Charles VII. en 1430 donna des lettres datées de Poitiers, & qui furent registrées en la chambre des comptes, par lesquelles il annoblit Jean l’Eguisé, Evêque de Troyes, ses pere & mere, & tous leurs descendans, mâles & femelles, & ordonna que les descendans des femelles seroient nobles.

Sous le regne de Louis XII. en 1509, lorsque l’on présenta les procès-verbaux des coutumes de Brie & de Champagne aux commissaires du parlement, les vrais nobles qui ne vouloient point avoir d’égaux, remontrerent que la noblesse ne devoit procéder que du côté du pere ; ceux du tiers état, & même les ecclésiastiques du bailliage de Troyes & autres ressorts de Champagne & de Brie s’y opposerent, & prouverent par plusieurs jugemens, que tel étoit l’usage de toute ancienneté. On ordonna que la noblesse & le tiers état donneroient chacun leur mémoire, & que les articles seroient insérés par provision tels qu’ils étoient. Les commissaires renvoyerent la contestation au parlement, où elle est demeurée indécise.

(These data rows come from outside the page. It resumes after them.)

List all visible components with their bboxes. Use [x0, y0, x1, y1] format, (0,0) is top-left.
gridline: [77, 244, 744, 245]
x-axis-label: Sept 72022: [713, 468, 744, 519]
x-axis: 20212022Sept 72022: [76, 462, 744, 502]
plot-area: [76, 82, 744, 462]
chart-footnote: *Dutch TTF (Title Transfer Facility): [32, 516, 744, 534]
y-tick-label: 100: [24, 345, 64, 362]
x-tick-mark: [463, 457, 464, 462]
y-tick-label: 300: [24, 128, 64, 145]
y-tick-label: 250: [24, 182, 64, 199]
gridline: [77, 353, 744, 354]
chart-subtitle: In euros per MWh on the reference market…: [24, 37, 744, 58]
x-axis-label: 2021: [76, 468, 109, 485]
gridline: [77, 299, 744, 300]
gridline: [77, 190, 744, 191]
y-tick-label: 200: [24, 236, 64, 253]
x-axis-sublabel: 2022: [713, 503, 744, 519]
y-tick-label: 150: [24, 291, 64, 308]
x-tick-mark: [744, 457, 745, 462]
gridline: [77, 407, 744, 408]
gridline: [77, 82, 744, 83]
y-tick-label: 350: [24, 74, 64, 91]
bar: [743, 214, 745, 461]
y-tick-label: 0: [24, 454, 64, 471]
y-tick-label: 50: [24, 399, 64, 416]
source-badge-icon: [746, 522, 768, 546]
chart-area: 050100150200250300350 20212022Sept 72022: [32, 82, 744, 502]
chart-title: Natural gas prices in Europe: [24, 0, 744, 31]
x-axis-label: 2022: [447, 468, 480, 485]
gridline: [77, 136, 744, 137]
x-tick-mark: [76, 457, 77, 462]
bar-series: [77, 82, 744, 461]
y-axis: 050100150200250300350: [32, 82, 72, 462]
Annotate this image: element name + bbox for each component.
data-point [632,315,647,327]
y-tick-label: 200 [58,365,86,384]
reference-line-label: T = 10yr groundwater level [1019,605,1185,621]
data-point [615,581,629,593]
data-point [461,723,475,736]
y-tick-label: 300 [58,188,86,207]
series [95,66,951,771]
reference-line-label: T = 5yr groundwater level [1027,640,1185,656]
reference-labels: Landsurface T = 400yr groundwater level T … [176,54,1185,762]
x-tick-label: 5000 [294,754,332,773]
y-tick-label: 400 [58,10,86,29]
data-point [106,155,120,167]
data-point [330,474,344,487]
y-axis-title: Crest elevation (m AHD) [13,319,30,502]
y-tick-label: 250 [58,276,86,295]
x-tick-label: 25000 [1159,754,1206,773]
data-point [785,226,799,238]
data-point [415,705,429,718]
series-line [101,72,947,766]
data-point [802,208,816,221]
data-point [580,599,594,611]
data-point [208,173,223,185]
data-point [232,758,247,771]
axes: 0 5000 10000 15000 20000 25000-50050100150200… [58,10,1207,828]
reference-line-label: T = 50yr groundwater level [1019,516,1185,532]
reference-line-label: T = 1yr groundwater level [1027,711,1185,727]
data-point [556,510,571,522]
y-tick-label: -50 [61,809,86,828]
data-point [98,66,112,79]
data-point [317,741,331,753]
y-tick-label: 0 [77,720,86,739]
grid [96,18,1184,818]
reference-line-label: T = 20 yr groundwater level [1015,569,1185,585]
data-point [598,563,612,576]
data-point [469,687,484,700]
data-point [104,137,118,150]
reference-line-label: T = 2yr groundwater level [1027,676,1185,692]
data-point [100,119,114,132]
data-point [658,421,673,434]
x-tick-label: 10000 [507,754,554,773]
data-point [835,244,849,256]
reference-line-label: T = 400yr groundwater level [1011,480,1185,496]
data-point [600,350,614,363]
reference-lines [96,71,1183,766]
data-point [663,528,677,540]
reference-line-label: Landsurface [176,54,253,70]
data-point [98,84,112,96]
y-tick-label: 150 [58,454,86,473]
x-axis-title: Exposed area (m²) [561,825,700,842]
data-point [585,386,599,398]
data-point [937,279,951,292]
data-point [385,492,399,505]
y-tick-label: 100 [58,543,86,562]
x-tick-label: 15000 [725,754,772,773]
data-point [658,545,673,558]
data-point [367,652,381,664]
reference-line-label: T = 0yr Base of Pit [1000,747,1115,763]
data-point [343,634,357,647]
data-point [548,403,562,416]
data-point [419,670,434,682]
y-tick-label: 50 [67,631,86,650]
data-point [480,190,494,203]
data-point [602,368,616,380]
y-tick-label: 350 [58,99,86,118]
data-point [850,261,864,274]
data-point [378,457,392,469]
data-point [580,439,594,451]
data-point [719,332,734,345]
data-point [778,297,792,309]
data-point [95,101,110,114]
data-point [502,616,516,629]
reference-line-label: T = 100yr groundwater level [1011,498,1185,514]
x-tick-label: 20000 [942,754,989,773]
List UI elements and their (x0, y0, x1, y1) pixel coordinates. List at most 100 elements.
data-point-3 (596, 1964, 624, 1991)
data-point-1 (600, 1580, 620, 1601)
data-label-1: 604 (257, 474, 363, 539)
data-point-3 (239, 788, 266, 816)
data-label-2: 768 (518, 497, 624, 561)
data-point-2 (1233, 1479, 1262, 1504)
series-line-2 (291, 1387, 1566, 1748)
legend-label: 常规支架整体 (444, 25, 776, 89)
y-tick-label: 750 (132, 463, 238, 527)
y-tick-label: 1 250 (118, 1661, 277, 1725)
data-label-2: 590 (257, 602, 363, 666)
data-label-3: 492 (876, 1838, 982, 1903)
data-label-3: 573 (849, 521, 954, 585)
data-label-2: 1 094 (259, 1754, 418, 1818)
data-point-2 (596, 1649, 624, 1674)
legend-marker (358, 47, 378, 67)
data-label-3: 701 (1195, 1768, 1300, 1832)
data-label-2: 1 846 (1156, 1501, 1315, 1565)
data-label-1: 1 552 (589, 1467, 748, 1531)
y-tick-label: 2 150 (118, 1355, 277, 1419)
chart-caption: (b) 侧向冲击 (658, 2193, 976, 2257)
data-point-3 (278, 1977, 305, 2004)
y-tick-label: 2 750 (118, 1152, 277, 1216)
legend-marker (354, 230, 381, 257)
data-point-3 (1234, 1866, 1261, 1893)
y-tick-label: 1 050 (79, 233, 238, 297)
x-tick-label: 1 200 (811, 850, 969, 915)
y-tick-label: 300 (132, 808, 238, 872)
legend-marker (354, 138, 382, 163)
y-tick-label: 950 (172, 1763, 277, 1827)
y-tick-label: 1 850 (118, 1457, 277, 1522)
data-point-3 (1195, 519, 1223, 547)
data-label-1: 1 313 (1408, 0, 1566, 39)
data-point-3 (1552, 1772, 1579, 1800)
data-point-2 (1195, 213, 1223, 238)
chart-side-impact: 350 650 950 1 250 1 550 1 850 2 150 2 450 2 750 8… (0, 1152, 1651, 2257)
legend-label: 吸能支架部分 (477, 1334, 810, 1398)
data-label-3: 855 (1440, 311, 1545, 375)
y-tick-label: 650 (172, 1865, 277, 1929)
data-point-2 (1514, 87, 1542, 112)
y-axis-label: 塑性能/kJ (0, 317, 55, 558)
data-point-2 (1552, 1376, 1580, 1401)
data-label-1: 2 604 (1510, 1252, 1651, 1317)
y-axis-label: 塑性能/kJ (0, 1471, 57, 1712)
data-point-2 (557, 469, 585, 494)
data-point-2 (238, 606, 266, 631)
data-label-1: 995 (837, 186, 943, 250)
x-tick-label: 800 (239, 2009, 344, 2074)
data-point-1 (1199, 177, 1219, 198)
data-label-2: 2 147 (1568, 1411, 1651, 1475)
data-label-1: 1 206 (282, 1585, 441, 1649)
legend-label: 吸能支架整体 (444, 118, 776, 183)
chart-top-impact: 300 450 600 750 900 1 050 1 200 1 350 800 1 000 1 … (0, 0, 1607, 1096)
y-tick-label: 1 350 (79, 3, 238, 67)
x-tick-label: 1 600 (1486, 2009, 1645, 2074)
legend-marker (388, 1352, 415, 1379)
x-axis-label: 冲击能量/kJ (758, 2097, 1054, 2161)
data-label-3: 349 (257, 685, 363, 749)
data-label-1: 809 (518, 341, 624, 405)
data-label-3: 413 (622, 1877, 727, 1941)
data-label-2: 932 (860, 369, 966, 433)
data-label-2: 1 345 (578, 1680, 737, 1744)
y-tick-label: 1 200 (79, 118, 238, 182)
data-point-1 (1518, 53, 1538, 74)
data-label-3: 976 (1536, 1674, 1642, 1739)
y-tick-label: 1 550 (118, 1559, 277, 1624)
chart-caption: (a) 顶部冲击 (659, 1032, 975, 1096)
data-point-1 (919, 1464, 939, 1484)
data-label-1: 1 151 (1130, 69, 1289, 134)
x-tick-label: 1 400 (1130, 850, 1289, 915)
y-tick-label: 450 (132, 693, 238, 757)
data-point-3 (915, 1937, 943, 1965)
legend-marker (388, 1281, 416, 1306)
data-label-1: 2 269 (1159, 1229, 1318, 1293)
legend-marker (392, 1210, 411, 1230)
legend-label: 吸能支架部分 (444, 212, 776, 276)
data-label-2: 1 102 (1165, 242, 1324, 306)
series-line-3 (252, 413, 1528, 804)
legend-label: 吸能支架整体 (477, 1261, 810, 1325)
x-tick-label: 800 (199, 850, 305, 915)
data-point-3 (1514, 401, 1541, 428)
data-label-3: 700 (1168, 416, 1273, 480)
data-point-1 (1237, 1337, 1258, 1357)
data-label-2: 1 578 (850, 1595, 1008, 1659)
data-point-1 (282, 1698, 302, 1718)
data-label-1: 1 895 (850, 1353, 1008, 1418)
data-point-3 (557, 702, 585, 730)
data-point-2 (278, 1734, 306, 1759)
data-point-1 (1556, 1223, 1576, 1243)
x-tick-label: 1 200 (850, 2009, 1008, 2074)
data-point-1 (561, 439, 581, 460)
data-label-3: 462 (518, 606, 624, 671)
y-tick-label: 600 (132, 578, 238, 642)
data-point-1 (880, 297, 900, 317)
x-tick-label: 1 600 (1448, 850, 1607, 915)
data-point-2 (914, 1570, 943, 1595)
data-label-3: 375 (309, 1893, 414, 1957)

Dans la suite, lorsqu’on fit la rédaction de la coutume de Châlons, l’article second qui admet la noblesse utérine ayant été présenté conforme aux coutumes de Troyes, de Chaumont & de Meaux, les gens du roi au siege de Châlons remontrerent l’absurdité de la coutume de Châlons, & demanderent que l’on apportât une exception pour les droits du roi ; ce qui fut accordé, & l’exemption confirmée par arrêt du parlement du 23 Décembre 1566 ; & présentement la noblesse utérine admise par les coutumes de Champagne & quelques autres, ne sert que pour ce qui dépend de la coutume, comme pour posséder des fiefs, pour les partages, successions & autres choses semblables ; mais elle ne préjudicie point aux droits du Roi.

La noblesse utérine de Champagne a été confirmée par une foule de jugemens & arrêts, dont les derniers sont de Noël 1599, 11 Janvier 1608, 7 Septembre 1622, 7 Septembre 1627, 14 Mars 1633, 18 Août 1673. Il y eut en 1668 procès intenté au conseil de la part du préposé à la recherche des faux nobles contre les nobles de Champagne, que l’on prétendoit ne tirer leur noblesse que du côté maternel ; mais le procès ne fut pas jugé, le conseil ayant imposé silence au préposé. Voyez les recherches sur la noblesse utérine de Champagne.

L’exemple le plus fameux d’une noblesse utérine reconnue en France est celui des personnes qui descendent par les femmes de quelqu’un des freres de la Pucelle d’Orléans. Elle se nommoit Jeanne Dars ou Darc. Charles VII. en reconnoissance des services qu’elle avoit rendus à la France par sa valeur, par des lettres du mois de Décembre 1429, l’annoblit avec Jacques Dars ou Darc & Isabelle Romée ses pere & mere, Jacquemin & Jean Dars & Pierre Perrel ses freres, ensemble leur lignage, leur parenté & leur postérité née & à naître en ligne masculine & féminine. Charles VII changea aussi leur nom en celui de du Lys.

On a mis en doute si l’intention de Charles VII.